Contrastive preference optimization trains evidence-carrier features in early layers to suppress gate features that default to denial, enabling near-perfect detection of internal perturbations. Safety training actively suppresses this capability, reducing detection from 63.8% to 10.8%.
LLMs are structurally trained to optimize for the next response rather than multi-turn goals, creating reactive behavior despite having the underlying ability to lead. Three independent research directions identify when-to-speak as the trainable gap.
Large language models can articulate correct principles but systematically fail to apply them due to dissociated instruction and execution pathways. The 87% accuracy in explanations versus 64% in actions reveals this is not knowledge deficit but structural disconnect.
LLMs struggle not from lacking world knowledge but from failing to bring background conditions forward as relevant constraints.

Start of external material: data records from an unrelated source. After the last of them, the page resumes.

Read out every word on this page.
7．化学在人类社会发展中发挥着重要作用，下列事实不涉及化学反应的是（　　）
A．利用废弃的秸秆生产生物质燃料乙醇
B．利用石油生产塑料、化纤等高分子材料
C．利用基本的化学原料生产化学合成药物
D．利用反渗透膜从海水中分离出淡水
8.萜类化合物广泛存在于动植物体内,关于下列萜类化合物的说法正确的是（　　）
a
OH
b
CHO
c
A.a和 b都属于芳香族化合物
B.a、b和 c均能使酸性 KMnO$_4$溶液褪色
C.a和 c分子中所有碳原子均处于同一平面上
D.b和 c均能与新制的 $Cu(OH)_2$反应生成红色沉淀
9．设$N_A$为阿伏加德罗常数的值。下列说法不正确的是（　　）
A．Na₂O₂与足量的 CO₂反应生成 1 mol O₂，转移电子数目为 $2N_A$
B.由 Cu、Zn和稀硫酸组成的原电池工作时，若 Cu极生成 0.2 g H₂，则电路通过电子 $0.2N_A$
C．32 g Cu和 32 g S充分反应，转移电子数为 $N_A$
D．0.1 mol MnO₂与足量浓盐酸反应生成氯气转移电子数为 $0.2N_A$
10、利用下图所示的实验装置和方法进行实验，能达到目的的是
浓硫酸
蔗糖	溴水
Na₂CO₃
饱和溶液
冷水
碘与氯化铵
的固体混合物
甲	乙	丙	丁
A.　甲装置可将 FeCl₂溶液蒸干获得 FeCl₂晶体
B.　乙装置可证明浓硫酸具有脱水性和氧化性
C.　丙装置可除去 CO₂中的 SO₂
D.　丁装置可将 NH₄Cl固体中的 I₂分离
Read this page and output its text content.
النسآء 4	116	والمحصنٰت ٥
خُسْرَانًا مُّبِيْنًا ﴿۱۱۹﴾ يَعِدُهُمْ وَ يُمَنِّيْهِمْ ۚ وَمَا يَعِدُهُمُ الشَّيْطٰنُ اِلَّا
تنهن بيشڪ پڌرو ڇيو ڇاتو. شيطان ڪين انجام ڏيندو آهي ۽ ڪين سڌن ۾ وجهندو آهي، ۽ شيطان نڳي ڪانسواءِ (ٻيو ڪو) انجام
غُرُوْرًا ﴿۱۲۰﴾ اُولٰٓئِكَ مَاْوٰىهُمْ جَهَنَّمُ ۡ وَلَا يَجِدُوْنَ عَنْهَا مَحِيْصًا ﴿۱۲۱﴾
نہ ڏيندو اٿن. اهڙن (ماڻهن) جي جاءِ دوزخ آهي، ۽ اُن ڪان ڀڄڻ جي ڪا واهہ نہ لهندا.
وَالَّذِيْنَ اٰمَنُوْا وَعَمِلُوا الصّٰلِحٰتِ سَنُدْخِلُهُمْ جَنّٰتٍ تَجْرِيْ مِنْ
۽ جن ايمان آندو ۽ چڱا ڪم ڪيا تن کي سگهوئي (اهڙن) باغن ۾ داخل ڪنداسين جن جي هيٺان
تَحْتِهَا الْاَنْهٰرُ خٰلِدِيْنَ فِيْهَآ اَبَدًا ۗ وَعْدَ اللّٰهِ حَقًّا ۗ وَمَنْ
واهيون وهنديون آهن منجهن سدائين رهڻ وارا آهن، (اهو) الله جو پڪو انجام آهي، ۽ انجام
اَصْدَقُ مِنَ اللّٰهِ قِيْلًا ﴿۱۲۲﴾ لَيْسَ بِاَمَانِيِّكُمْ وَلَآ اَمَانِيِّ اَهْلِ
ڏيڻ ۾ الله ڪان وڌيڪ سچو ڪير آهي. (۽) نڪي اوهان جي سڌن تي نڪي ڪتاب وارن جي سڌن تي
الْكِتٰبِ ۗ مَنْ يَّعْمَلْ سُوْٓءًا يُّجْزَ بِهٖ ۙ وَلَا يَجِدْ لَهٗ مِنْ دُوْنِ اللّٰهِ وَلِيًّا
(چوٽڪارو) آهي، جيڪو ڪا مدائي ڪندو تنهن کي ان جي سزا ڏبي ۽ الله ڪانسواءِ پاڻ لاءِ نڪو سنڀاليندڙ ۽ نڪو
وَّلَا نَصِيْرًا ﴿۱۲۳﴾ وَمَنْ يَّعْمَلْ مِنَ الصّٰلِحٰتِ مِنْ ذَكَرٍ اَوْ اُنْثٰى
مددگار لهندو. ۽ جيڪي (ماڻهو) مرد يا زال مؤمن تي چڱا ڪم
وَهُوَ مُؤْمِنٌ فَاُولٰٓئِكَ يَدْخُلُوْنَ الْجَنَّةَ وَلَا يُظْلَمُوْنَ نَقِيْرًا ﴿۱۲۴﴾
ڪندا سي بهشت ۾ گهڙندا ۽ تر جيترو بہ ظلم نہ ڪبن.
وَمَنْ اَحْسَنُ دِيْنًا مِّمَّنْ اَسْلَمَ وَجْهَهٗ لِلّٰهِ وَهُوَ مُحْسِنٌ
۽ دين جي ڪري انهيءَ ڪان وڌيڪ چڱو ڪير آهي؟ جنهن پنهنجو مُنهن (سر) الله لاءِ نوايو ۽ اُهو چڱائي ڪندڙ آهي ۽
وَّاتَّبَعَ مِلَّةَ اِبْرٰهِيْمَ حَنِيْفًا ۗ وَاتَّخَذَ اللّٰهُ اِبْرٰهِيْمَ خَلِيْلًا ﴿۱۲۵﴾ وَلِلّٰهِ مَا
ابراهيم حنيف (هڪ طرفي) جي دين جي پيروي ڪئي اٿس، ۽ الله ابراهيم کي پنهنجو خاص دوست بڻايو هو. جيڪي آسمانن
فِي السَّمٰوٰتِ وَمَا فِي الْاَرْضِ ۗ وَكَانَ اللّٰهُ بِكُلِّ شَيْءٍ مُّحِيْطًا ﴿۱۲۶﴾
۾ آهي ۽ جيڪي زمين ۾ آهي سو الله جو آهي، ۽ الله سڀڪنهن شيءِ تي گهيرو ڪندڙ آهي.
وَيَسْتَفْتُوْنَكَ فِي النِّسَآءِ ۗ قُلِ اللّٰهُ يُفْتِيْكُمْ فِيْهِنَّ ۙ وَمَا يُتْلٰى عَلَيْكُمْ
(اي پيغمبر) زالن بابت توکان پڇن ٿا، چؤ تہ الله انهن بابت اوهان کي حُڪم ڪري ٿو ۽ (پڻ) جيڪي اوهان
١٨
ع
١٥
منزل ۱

Prompting that forces explicit enumeration of preconditions raises accuracy from 30% to 85%, revealing the frame problem persists in statistical systems.
LatentQA trains a decoder to answer natural language questions about LLM activations, enabling both interpretability (understanding what activations encode) and controllability (steering them via gradient descent). Critical design choices—activation masking, diverse training data, and faithful completions—proved essential for generalization.
Sharp, unpredictable capability transitions vanish when using continuous metrics instead of discontinuous ones. The same model outputs show smooth predictable improvement with scale, suggesting emergence is a measurement choice rather than a real behavioral change.